İsrail’de Başbakan Binyamin Netanyahu hükümetine yönelik tepkiler giderek büyümekte. Özellikle Gazze Şeridi’nde 7 Ekim 2023 tarihinde başlayan çatışmaların ardından, Netanyahu’nun izlediği politikalar halkın büyük bir kesimi tarafından eleştirilmeye devam ediyor. Özellikle Hamas ile esir takası konusunda henüz bir anlaşmaya varılamamış olması, halkın isyanını daha da arttırmış durumda.
Bu hafta düzenlenen gösterilerde, Netanyahu’nun hükümetinin istifasını talep eden ve esir takası anlaşması yapılması noktasında baskı yapan halk, sokaklara döküldü. Gösterilerde, “Bibi (Netanyahu) esirleri serbest bırak”, “Sen baştasın, sen suçlusun” gibi sloganlar atıldı. Protestolarda baş rolü esir yakınları aldı ve bu şahıslar, hükümet yetkililerine esir takası yapılması çağrısında bulundular.
Düzenlenen gösteriler, sadece Tel Aviv ile sınırlı kalmadı. Lübnan ile sağlanan ateşkes sonrasında, İsrailliler Hayfa’da da esir takası talebiyle yürüyüş yaptı. Bu durum, toplumda esirlerin kurtarılması konusundaki hassasiyeti ve hükümete olan güvensizliği açıkça ortaya koydu.
Tel Aviv’de, protestolar öncesinde, Savunma Bakanlığı binası önünde toplanan esir aileleri, Hamas’ın elindeki ABD vatandaşlığına sahip bir esir üzerine bir basın açıklaması gerçekleştirdi. Açıklamada, ABD’nin seçilmiş başkanı Donald Trump’a özgürlük müzakereleri için nüfuzunu kullanması noktasında görüntüler paylaşıldı. Matan adlı İsrailli esirin annesi Einav Zangauker, yaptığı konuşmada; “Esirleri geri getirmek ve saldırıları durdurmak için yeni bir anlaşma önerisi sunmayan bir hükümet, esirlere ve biz ailelere ihanet ediyor.” dedi.

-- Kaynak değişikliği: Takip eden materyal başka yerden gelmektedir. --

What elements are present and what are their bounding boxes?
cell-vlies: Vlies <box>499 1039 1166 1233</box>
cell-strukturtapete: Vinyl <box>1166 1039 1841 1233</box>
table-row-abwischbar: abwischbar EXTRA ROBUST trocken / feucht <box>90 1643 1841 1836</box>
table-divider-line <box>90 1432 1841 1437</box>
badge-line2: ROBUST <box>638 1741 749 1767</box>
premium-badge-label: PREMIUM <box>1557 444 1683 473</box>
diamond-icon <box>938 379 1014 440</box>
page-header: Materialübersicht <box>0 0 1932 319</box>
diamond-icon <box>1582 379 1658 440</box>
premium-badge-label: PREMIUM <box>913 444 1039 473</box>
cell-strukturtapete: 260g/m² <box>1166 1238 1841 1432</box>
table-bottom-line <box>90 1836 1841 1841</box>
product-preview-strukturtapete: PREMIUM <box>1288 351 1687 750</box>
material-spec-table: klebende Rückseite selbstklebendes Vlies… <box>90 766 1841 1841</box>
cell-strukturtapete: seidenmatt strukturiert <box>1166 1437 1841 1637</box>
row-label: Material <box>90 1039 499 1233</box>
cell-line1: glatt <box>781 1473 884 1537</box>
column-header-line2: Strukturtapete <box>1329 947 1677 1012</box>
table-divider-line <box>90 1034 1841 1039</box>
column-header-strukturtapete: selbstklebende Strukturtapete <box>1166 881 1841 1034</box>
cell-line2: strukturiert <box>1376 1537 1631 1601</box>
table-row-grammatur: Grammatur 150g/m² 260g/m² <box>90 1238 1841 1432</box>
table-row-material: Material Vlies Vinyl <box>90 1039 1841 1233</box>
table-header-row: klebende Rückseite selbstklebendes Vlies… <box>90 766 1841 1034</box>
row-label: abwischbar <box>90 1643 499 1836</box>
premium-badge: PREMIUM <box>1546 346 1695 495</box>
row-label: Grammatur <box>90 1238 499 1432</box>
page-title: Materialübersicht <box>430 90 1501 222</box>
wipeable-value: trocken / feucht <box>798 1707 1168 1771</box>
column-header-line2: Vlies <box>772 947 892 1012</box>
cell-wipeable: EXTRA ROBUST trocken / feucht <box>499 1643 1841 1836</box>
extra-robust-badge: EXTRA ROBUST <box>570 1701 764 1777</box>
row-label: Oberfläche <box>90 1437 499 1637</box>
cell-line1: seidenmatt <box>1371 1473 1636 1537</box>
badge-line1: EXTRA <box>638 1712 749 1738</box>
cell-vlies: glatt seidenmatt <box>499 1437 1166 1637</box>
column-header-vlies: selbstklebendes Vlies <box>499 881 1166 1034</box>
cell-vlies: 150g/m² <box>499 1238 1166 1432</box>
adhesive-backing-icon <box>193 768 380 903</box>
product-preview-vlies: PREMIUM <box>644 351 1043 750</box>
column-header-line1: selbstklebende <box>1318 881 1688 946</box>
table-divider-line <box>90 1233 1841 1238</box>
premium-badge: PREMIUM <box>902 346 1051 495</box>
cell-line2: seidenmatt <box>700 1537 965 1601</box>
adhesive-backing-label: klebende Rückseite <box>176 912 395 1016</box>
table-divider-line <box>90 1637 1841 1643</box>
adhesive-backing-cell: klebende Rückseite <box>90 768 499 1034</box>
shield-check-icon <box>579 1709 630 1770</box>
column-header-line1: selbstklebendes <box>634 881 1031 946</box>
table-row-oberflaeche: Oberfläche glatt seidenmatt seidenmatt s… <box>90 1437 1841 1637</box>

Zangauker, Netanyahu ve hükümet üyeleri olan aşırı sağcı Ulusal Güvenlik Bakanı Ben-Gvir ile Maliye Bakanı Bezalel Smotrich’in, İsrailli esirleri göz ardı ederek Gazze’de “yerleşim birimleri kurmak” için acele ettiklerini ifade etti. Bu durum, halkın güvenini sarsan bir faktör olarak öne çıkıyor. İsrail’de her hafta cumartesi günü düzenlenen protestolar, Gazze’de tutulan 101 İsrailli esirin geri getirilmesi ve Netanyahu’nun istifası için baskı oluşturmaya devam ediyor.
Ayrıca, Netanyahu’nun “siyasi gerekçelerle” Hamas ile esir takası anlaşmasına yanaşmadığı yönündeki eleştiriler de artıyor. Bu durum, ülkedeki birçok kesim tarafından kabul edilemez bir yaklaşım olarak değerlendiriliyor. Halk, hükümetin aldığı kararların doğrudan hayatlarını etkilediği bilincinde; bu yüzden eylemlerine devam ediyor.
Sonuç olarak, Netanyahu hükümetinin Gazze Şeridi’nde izlediği politikalar ve özellikle esir takası konusundaki belirsizlik, İsrail’deki protestoların temel sebeplerinden biri olarak öne çıkıyor. Giderek artan bir baskı ve halkın isteği doğrultusunda, hükümetin bu konular üzerinde yeniden düşünmesi gerektiği aşikara çıkıyor.